The NKVD massacre of Ukrainian prisoners was exploited for propaganda purposes by the Wehrmacht units, the Nightingale Battalion and the Ukrainian nationalist and anti-Semitic OUN-B militia. This fueled a pogrom atmosphere directed against the Jewish civilian population. In mass killings on the first days of the German occupation, about 4,000 Jews died, some in "spontaneous" riots by Ukrainian militia and civilians in the city, but most in an organized mass execution by Einsatzgruppe C on the outskirts of the city on July 4, 1941. In addition, on the night of July 3 to 4, 1941, the Gestapo under then SS-Oberführer Karl Eberhard Schöngarth arrested 22 Polish professors, according to a list prepared with the help of Ukrainian students, and murdered them, in some cases also their relatives.

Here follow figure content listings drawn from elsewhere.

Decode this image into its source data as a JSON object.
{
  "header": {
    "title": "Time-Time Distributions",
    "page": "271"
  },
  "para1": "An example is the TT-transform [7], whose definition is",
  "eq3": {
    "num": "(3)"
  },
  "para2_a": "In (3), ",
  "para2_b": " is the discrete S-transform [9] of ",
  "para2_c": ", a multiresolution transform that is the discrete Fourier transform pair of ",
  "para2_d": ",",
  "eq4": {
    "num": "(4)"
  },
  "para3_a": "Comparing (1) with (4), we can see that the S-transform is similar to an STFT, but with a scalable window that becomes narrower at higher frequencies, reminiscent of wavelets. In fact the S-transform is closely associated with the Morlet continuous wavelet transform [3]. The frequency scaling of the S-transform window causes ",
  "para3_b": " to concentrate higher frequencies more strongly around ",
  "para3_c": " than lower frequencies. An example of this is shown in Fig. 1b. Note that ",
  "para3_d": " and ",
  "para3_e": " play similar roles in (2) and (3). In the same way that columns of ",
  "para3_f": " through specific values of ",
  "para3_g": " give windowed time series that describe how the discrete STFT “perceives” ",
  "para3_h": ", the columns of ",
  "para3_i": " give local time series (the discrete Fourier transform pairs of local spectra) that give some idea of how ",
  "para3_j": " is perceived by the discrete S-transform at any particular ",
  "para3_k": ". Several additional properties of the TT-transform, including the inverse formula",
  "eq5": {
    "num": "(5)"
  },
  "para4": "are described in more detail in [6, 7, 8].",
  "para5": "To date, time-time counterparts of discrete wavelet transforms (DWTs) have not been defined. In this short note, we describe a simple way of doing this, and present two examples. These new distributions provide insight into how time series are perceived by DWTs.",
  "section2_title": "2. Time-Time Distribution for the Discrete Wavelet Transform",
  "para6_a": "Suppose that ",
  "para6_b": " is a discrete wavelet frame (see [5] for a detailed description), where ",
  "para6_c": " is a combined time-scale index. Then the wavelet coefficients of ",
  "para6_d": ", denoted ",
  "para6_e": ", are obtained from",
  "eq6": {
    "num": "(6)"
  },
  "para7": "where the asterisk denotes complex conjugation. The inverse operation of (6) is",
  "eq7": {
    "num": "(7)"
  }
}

The district captain and thus supreme civil ruler in Lemberg was subsequently Joachim Freiherr von der Leyen from Krefeld. Almost all Jewish Lviv residents were subsequently murdered, including in the Lviv ghetto set up by the Nazis, in the municipal forced labor camp Lemberg-Janowska, and in the Belzec extermination camp. Almost all synagogues were destroyed. Only two buildings still exist today. In total, about 540,000 people were killed in concentration and prison camps in Lviv and its surroundings during the Nazi period, 400,000 of them Jews, including about 130,000 Lviv citizens. The remaining 140,000 victims were Russian prisoners.
As part of the German euthanasia policy, 2000 patients of the Kulparkow institution were murdered between 1941 and 1944. In addition, the Institute for Spotted Fever and Virus Research of the Army High Command was also located in Lviv.

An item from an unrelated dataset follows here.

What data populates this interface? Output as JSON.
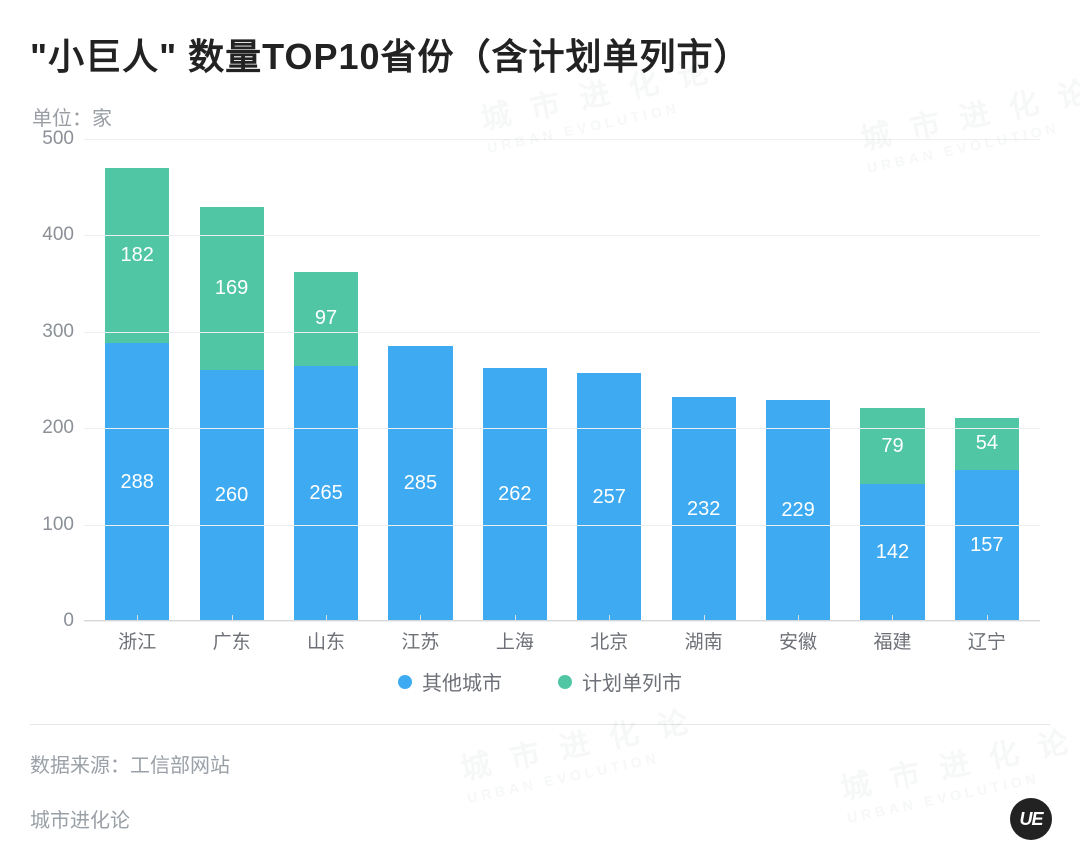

Later in Lviv there was Prisoner of War Camp 275 for German prisoners of war of the Second World War. Near the camp there was a POW cemetery with over 800 graves. Those who were seriously ill were cared for in Prisoner of War Hospital 1241.
| Population composition in Lviv in percent |
| Ethnic group | 1900 | 1931 | 1959 | 2001 |
| Ukrainians | 19,9 | 15,9 | 60,0 | 88,1 |
| Russians | 000 | 00,2 | 27,0 | 08,9 |
| Jews | 26,5 | 31,9 | 06,0 | 00,3 |
| Poland | 49,4 | 50,4 | 04,0 | 00,9 |
Soviet Lvov 1945-1991
When the city came under Soviet rule again in the course of the Lviv-Sandomierz operation in 1944, most of the Poles living there were expelled. Part of the population was settled in Lower Silesia, especially in Wroclaw, after the Germans living there were expelled. Many Ukrainians who had previously lived in Polish western Galicia and central Poland were simultaneously forcibly resettled from Poland and settled by the USSR in or near Lvov. This fundamentally changed the ethnic and cultural composition of the city. The traditional Polish, Jewish and Armenian populations were replaced by Ukrainians.
The Soviet authorities began the reconstruction of the city, which was accompanied by the influx of skilled workers from all over the USSR and the industrialization of Lvov. By the 1980s, 137 large factories had been established, producing buses (LAZ), trucks, televisions, and machinery. The city population grew from 330,000 to 760,000. At the same time, nationalist currents among western Ukrainians were suppressed.
Ukrainian Lviv from 1991
Lviv has been part of independent Ukraine since 1991. Since then, autonomy aspirations have repeatedly emanated from Galicia, not least because of Lviv's history as the capital of its own kingdom. The city celebrated the 750th anniversary of its existence in the fall of 2006.